Möchte ein folgendes Zangen-Amperemeter kaufen.

KYORITSU Modell 2004

http://www.kew-ltd.co.jp/en/products/clampmeters/2004.html

Kennt jemande den Hersteller und vielleicht das Modell und kann mir seine
Erfahrungen berichten ?

Gruss.

ToBo


----------



## ToBo (23 Februar 2011)

Kennt wirklich kein Mensch diese Firma ?


----------



## lorenz2512 (27 Februar 2011)

hallo,
die sieht genauso wie unsere voltcraft zange aus, und hat auch die gleichen merkmale, und die zange taugt nichts, gehäuse fällt auseinander, sehr ungenau.


----------



## maxi (28 Februar 2011)

Persönlich kann ich dir zu Fluke und die Gossen Metrawat raten.

Habe ein neues Modernes, für 200 Euro,  und ein altes (über 20 Jahre Alt nun),  für damals 700 DM, Modell von Fluke und bei beiden niemals Probleme aufgetreten.

Die von Benning sollen auch nicht schlecht sein.
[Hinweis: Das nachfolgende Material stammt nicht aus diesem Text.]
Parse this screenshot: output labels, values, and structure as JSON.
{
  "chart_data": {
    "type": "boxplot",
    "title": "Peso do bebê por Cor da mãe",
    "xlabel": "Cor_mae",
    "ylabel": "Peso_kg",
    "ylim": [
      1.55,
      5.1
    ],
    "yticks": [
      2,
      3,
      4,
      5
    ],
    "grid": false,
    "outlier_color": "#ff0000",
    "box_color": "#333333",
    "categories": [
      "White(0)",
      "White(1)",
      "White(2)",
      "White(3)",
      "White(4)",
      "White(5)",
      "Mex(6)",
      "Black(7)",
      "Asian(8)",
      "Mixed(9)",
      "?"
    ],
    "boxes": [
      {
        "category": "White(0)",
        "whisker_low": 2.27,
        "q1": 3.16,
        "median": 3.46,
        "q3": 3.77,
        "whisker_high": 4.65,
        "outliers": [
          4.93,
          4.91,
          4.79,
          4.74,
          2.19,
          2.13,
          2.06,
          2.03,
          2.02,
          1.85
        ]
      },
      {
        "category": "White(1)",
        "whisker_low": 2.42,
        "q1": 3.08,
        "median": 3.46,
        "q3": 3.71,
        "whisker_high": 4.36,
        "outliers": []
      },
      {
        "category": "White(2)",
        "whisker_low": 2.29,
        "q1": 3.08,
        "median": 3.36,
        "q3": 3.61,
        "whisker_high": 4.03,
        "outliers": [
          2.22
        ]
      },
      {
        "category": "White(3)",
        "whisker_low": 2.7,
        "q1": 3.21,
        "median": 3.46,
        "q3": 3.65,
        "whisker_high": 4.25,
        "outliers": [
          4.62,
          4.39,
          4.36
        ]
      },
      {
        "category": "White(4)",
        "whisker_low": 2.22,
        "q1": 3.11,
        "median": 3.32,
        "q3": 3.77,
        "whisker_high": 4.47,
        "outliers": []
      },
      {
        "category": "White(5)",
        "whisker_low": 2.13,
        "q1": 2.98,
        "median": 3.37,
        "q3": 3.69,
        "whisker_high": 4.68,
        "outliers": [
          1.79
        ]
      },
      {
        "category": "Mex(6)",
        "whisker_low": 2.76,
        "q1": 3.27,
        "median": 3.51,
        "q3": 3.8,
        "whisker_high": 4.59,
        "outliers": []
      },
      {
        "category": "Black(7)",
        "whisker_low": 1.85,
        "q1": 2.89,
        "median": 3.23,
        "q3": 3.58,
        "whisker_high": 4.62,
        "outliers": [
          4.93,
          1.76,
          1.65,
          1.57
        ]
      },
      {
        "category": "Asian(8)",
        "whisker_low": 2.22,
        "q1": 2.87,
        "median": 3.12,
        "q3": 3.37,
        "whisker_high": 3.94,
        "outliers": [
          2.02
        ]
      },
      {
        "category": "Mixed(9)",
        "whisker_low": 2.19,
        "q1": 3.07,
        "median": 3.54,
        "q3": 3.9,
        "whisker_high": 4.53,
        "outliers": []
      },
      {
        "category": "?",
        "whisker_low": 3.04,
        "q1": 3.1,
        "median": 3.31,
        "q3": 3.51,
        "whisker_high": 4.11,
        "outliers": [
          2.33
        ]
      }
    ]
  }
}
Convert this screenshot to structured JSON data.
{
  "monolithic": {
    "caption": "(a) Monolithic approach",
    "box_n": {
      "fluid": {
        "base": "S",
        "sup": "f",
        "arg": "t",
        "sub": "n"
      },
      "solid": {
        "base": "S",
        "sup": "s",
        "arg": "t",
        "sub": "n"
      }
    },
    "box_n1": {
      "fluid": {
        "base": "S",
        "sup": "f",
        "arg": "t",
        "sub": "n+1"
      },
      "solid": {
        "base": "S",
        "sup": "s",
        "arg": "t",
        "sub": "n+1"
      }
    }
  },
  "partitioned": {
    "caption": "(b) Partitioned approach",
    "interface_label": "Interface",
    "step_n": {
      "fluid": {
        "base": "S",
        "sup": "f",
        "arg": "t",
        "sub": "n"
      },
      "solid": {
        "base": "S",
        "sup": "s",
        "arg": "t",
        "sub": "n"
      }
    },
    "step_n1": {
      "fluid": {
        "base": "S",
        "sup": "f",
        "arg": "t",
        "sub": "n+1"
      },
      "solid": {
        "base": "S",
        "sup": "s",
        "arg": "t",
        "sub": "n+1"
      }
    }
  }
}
Von Billiggeräten rate ich dir ab, da du dann nie 100% sicher sein kannst das der gemessene Wert wirklich den reelen Wert entspricht.

Aber kommt halt immer darauf an wie genau du messen musst, wie oft und unter welchen Bedingungen. Für manche Anwendungen würd es ein 20 Euro Aufsatz auch tun 


Hoffe ist dir hilfreich.


----------